Redirect STDIN to a file that contains the password. In the following example, the file must contain three passwords. Each password must be on a separate line.

Example:

ords install adb --admin-user <DATABASE USER> --db-user <DATABASE USER> --gateway-user <DATABASE
      USER> --wallet <PATH> --wallet-service-name <NET SERVICE NAME> --feature-sdw <BOOLEAN> --log-folder
      <FOLDER> --password-stdin < filename.txt

Where the filename.txt contains passwords:

<PASSWORD FOR admin-user>
<PASSWORD FOR db-user>
<PASSWORD FOR gateway-user>

Starting from left to right, the first password belongs to the first user option (--admin-user) on the command line. The second password belongs to the second user option on the command line (--db-user) and the third password belongs to the third user (--gateway-user) option on the command-line.

Redirect Standard Input Using Here Document

Redirect STDIN using the Here document (also known as heredoc) for the password(s).

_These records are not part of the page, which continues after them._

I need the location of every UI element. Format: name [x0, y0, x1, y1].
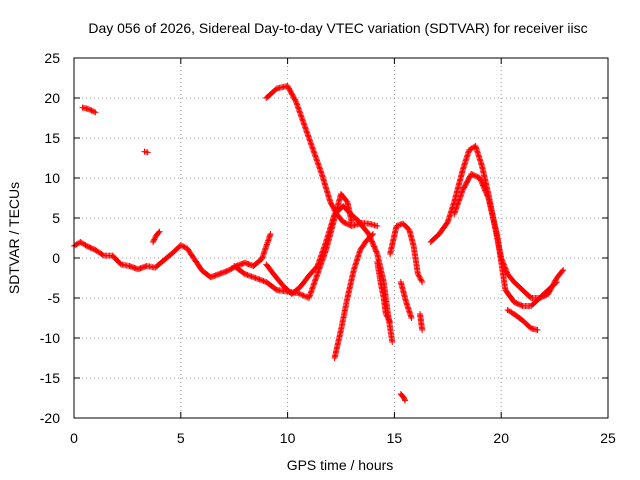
main-trace-point [177, 242, 184, 249]
x-tick-label: 0 [70, 430, 78, 446]
x-axis-title: GPS time / hours [287, 457, 394, 473]
y-tick-label: 10 [44, 170, 60, 186]
isolated-d-point [151, 235, 158, 242]
late-drop-point [383, 312, 390, 319]
y-tick-label: 15 [44, 130, 60, 146]
y-tick-label: 5 [52, 210, 60, 226]
dusk-segment-point [417, 276, 424, 283]
main-trace-point [180, 243, 187, 250]
midday-loop-point [296, 290, 303, 297]
steep-rise-point [370, 231, 377, 237]
y-tick-label: 20 [44, 90, 60, 106]
y-axis-title: SDTVAR / TECUs [6, 182, 22, 294]
post-noon-decline-point [389, 339, 396, 345]
midday-loop-point [300, 292, 307, 299]
midday-loop-point [348, 219, 355, 225]
evening-secondary-point [484, 193, 491, 200]
data-points [71, 83, 567, 404]
y-tick-label: -5 [48, 290, 61, 306]
isolated-b-point [402, 397, 409, 404]
late-drop-point [387, 319, 394, 325]
dusk-segment-point [419, 279, 426, 285]
isolated-d-point [155, 229, 162, 236]
dusk-segment-point [414, 271, 421, 277]
isolated-early-point [92, 109, 99, 116]
post-noon-decline-point [292, 97, 299, 104]
main-trace-point [181, 244, 188, 251]
isolated-b-point [401, 396, 408, 403]
dusk-segment-point [417, 275, 424, 281]
isolated-d-point [150, 237, 157, 244]
midday-loop-point [295, 290, 302, 297]
main-trace-point [99, 251, 106, 258]
isolated-d-point [156, 228, 163, 235]
isolated-early-point [88, 107, 95, 114]
small-drop-point [408, 315, 415, 321]
x-tick-label: 20 [493, 430, 509, 446]
post-noon-decline-point [373, 249, 380, 256]
late-drop-point [386, 317, 393, 324]
main-trace-point [267, 231, 274, 237]
dusk-segment-point [416, 273, 423, 280]
isolated-early-point [87, 106, 94, 113]
x-tick-label: 10 [280, 430, 296, 446]
dusk-segment-point [418, 277, 425, 284]
isolated-early-point [91, 108, 98, 115]
dusk-segment-point [415, 272, 422, 279]
isolated-d-point [150, 239, 157, 245]
isolated-a-point [144, 149, 151, 156]
y-tick-label: 25 [44, 50, 60, 66]
main-trace-point [179, 242, 186, 249]
evening-secondary-point [518, 302, 525, 309]
evening-dip-point [374, 223, 381, 229]
x-tick-label: 25 [600, 430, 616, 446]
evening-peak-point [560, 267, 567, 273]
isolated-early-point [89, 108, 96, 115]
evening-secondary-point [552, 280, 559, 286]
isolated-d-point [151, 236, 158, 243]
late-drop-point [382, 311, 389, 317]
night-tail-point [534, 327, 541, 333]
late-drop-point [384, 313, 391, 320]
midday-loop-point [299, 292, 306, 298]
evening-secondary-point [553, 279, 560, 285]
steep-rise-point [368, 232, 375, 239]
y-tick-label: -10 [40, 330, 60, 346]
plot-frame [73, 57, 609, 419]
y-tick-label: -20 [40, 410, 60, 426]
midday-loop-point [297, 291, 304, 298]
main-trace-point [82, 242, 89, 249]
y-tick-label: -15 [40, 370, 60, 386]
grid [74, 58, 608, 418]
isolated-early-point [85, 106, 92, 113]
chart-title: Day 056 of 2026, Sidereal Day-to-day VTE… [88, 20, 587, 36]
y-tick-label: 0 [52, 250, 60, 266]
x-tick-label: 15 [387, 430, 403, 446]
x-tick-label: 5 [177, 430, 185, 446]
isolated-c-point [419, 327, 426, 333]
late-drop-point [384, 315, 391, 321]
late-drop-point [385, 316, 392, 323]
evening-peak-point [559, 268, 566, 275]
axis-ticks: 0 5 10 15 20 25 25 20 15 10 5 0 -5 -10 -15 -20 [40, 50, 616, 446]
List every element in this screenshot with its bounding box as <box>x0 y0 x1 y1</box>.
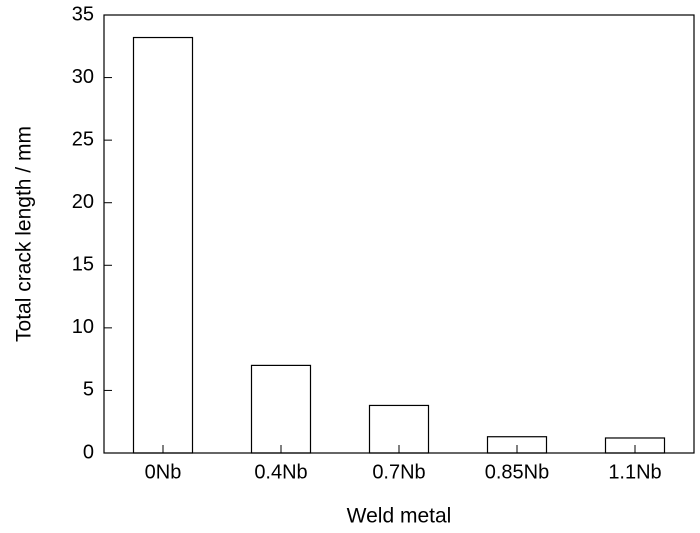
bar <box>132 36 194 454</box>
x-tick-label: 0.4Nb <box>254 461 307 483</box>
y-tick-label: 10 <box>72 316 94 338</box>
bar <box>250 364 312 454</box>
plot-frame <box>103 14 695 454</box>
y-tick-label: 30 <box>72 66 94 88</box>
y-tick-label: 5 <box>83 379 94 401</box>
y-tick-label: 20 <box>72 191 94 213</box>
y-tick-label: 0 <box>83 441 94 463</box>
x-axis-label: Weld metal <box>347 505 452 528</box>
y-tick-label: 15 <box>72 254 94 276</box>
y-axis-label: Total crack length / mm <box>13 126 36 342</box>
x-tick-label: 0.7Nb <box>372 461 425 483</box>
x-tick-label: 1.1Nb <box>608 461 661 483</box>
x-tick-label: 0.85Nb <box>485 461 550 483</box>
y-tick-label: 25 <box>72 128 94 150</box>
x-tick-label: 0Nb <box>145 461 182 483</box>
y-tick-label: 35 <box>72 3 94 25</box>
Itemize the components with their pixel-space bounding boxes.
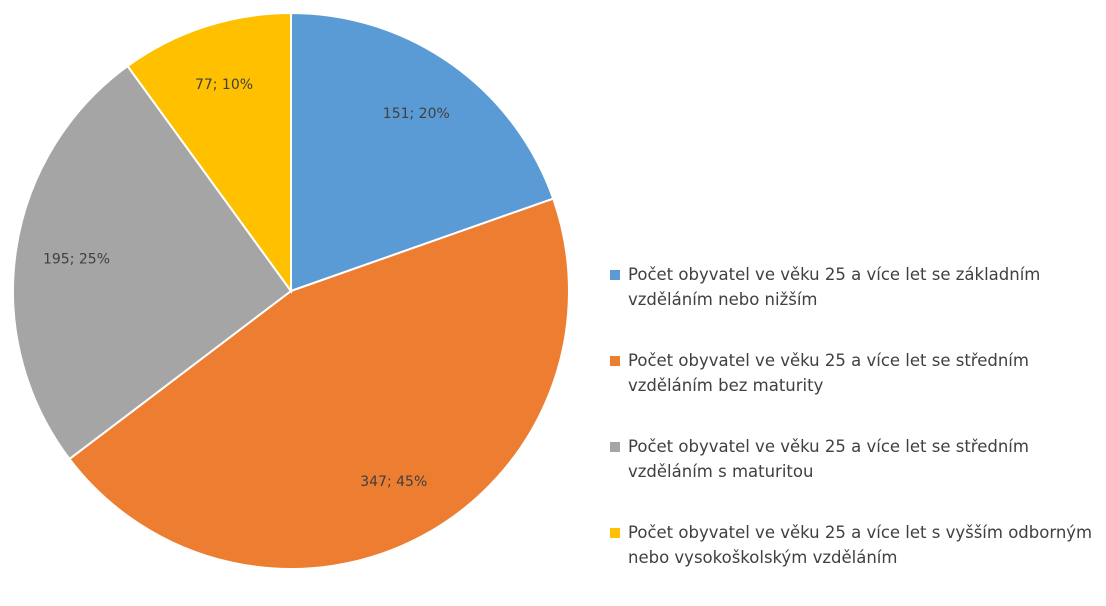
pie-slice <box>126 11 292 295</box>
legend-item: Počet obyvatel ve věku 25 a více let se … <box>610 348 1100 398</box>
data-label: 77; 10% <box>195 77 253 93</box>
legend-swatch <box>610 528 620 538</box>
legend-swatch <box>610 270 620 280</box>
data-label: 347; 45% <box>360 474 427 490</box>
data-label: 195; 25% <box>43 251 110 267</box>
legend-item: Počet obyvatel ve věku 25 a více let se … <box>610 434 1100 484</box>
legend: Počet obyvatel ve věku 25 a více let se … <box>610 262 1100 606</box>
legend-label: Počet obyvatel ve věku 25 a více let se … <box>628 437 1029 481</box>
data-label: 151; 20% <box>383 106 450 122</box>
pie-slice <box>12 64 293 461</box>
legend-item: Počet obyvatel ve věku 25 a více let se … <box>610 262 1100 312</box>
legend-swatch <box>610 356 620 366</box>
pie-slice <box>68 197 570 570</box>
legend-label: Počet obyvatel ve věku 25 a více let se … <box>628 265 1041 309</box>
page: 151; 20% 347; 45% 195; 25% 77; 10% Počet ob… <box>12 11 1093 570</box>
legend-item: Počet obyvatel ve věku 25 a více let s v… <box>610 520 1100 570</box>
legend-swatch <box>610 442 620 452</box>
chart: 151; 20% 347; 45% 195; 25% 77; 10% <box>12 11 570 570</box>
legend-label: Počet obyvatel ve věku 25 a více let s v… <box>628 523 1093 567</box>
legend-label: Počet obyvatel ve věku 25 a více let se … <box>628 351 1029 395</box>
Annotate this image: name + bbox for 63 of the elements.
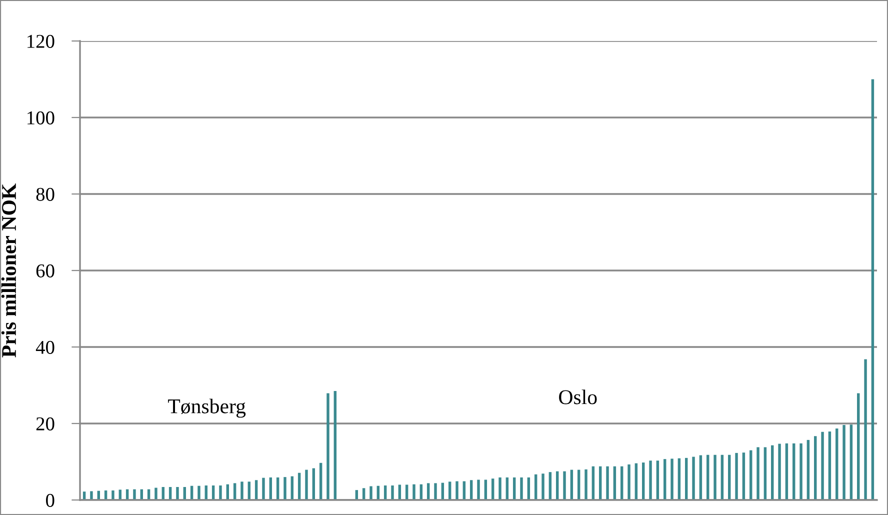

The heredoc consists of the '<<' redirection operator followed by a delimiter token.

Each password must be on a separate line and it is ended by the delimiter token.

Example:

ords install adb --admin-user <DATABASE USER> --db-user <DATABASE USER> --gateway-user <DATABASE USER>  
--wallet <PATH> --wallet-service-name <NET SERVICE NAME> --feature-sdw <BOOLEAN> --log-folder <FOLDER> 
--password-stdin << EOF
<PASSWORD FOR admin-user>
<PASSWORD FOR db-user>
<PASSWORD FOR gateway-user>
EOF

Starting from left to right, the first password belongs to the first user option (--admin-user) on the command line. The second password belongs to the second user option on the command line (--db-user) and the third password belongs to the third user (--gateway-user) option on the command-line. The Here document is ended by the token EOF.

Note:

Once the operation is complete, delete the file or script that contains the passwords.